In Mark Meadows’ attempt to move his Georgia state prosecution to federal court, he points to the calendar. The legal team for Trump’s onetime White House chief of staff wrote in a Monday filing:
Absent a stay, the State will continue seeking to try Meadows 42 days from now on October 23, 2023. If the State gets its way, Meadows could be forced to go to trial — and could be convicted and incarcerated — before the standard timeline for a federal appeal would play out.
Meadows’ motion was directed to U.S. District Judge Steve Jones, who ruled Friday that Meadows can’t move his racketeering case out of state court. As Meadows appeals that ruling to the 11th U.S. Circuit Court of Appeals, he has, in the meantime, asked Jones to pause the ruling. That’s the “stay” he’s asking for.
But in addition to the fact that state prosecutions proceed while defendants try to have their charges moved to federal court — so it’s unclear how much a stay would help Meadows even if he gets one — there isn’t good reason to think he’s going to trial next month. Indeed, only defendants who requested speedy trials should be going to trial next month, and Meadows isn’t one of them.
Indeed, only defendants who requested speedy trials should be going to trial next month, and Meadows isn’t one of them.

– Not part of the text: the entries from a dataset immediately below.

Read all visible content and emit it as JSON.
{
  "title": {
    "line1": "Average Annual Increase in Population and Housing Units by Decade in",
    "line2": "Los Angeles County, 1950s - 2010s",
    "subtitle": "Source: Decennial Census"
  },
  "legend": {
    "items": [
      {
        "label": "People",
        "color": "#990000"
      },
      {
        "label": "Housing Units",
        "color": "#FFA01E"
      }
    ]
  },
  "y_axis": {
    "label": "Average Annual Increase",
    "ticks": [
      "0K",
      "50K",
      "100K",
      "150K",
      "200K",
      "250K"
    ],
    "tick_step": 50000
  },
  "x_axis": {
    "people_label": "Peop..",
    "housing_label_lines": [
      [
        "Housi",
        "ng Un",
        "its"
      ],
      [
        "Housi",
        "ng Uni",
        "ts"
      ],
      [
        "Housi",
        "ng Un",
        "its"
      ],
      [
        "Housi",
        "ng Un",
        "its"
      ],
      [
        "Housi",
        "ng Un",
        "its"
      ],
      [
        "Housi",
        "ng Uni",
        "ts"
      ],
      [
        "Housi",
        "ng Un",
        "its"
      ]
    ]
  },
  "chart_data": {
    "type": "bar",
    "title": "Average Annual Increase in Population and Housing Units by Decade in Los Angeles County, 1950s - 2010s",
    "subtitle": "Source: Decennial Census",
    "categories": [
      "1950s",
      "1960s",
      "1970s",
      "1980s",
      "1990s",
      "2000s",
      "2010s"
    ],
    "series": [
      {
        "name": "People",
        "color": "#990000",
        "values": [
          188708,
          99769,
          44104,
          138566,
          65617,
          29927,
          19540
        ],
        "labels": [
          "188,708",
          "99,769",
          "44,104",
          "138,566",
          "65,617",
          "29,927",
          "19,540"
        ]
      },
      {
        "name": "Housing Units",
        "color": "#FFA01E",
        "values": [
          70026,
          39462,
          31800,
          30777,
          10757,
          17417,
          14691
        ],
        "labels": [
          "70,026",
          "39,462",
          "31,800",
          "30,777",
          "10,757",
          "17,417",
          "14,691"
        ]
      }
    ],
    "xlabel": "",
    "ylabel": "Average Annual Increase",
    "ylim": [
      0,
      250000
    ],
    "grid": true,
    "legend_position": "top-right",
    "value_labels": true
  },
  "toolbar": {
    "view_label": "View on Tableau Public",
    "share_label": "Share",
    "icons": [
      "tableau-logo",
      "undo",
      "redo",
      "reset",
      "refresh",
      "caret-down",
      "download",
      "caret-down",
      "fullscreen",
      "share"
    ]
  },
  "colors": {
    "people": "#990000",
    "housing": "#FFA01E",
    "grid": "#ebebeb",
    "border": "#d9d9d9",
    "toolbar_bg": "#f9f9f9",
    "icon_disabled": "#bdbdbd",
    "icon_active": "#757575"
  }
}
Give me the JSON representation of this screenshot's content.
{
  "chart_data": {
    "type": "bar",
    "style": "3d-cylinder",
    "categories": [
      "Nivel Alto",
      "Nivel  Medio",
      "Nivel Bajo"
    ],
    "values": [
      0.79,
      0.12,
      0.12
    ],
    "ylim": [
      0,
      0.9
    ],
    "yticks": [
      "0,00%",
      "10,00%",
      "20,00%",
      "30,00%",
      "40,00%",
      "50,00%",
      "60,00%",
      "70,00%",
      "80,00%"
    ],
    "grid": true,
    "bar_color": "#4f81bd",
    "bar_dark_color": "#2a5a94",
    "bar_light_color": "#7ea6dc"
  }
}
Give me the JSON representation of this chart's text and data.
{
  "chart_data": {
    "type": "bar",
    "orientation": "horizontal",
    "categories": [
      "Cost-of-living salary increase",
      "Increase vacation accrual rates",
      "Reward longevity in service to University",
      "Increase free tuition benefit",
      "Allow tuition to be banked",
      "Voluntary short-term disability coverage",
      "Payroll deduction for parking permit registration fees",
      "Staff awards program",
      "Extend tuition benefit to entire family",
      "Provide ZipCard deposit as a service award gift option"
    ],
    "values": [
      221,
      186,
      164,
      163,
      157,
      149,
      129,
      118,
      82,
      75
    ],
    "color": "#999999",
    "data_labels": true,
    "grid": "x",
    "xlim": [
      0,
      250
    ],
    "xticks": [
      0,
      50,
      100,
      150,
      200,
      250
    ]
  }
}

You may recall that two of Meadows’ co-defendants, Kenneth Chesebro and Sidney Powell, requested speedy trials. In challenging their attempt to get separate speedy trials, Fulton County District Attorney Fani Willis insisted on not only trying those two defendants together, but also on trying all 19 defendants together. The state court judge, Scott McAfee, said Chesebro and Powell can’t split from each other. But he technically left open, for now, whether they can be split from the other 17 defendants, while suggesting that he doesn’t think the remaining ones should all be tried next month.
But with it technically still being an open question, Meadows was able to point to the possibility of a trial for him starting next month. That is, he’s not inventing that possibility. Rather, he’s stating the preferred position of the prosecutor, even if the state court is exceedingly unlikely to adopt Willis’ preferred position.
But Meadows’ latest filing (unintentionally) reinforces that it would be good for the state court to clarify sooner rather than later the likely reality that only the defendants who requested speedy trials will be slated for trial in October.
Whatever the state trial schedule means for Meadows’ removal litigation (and the removal litigation for any of his co-defendants), the courts should be operating with that likely reality in mind.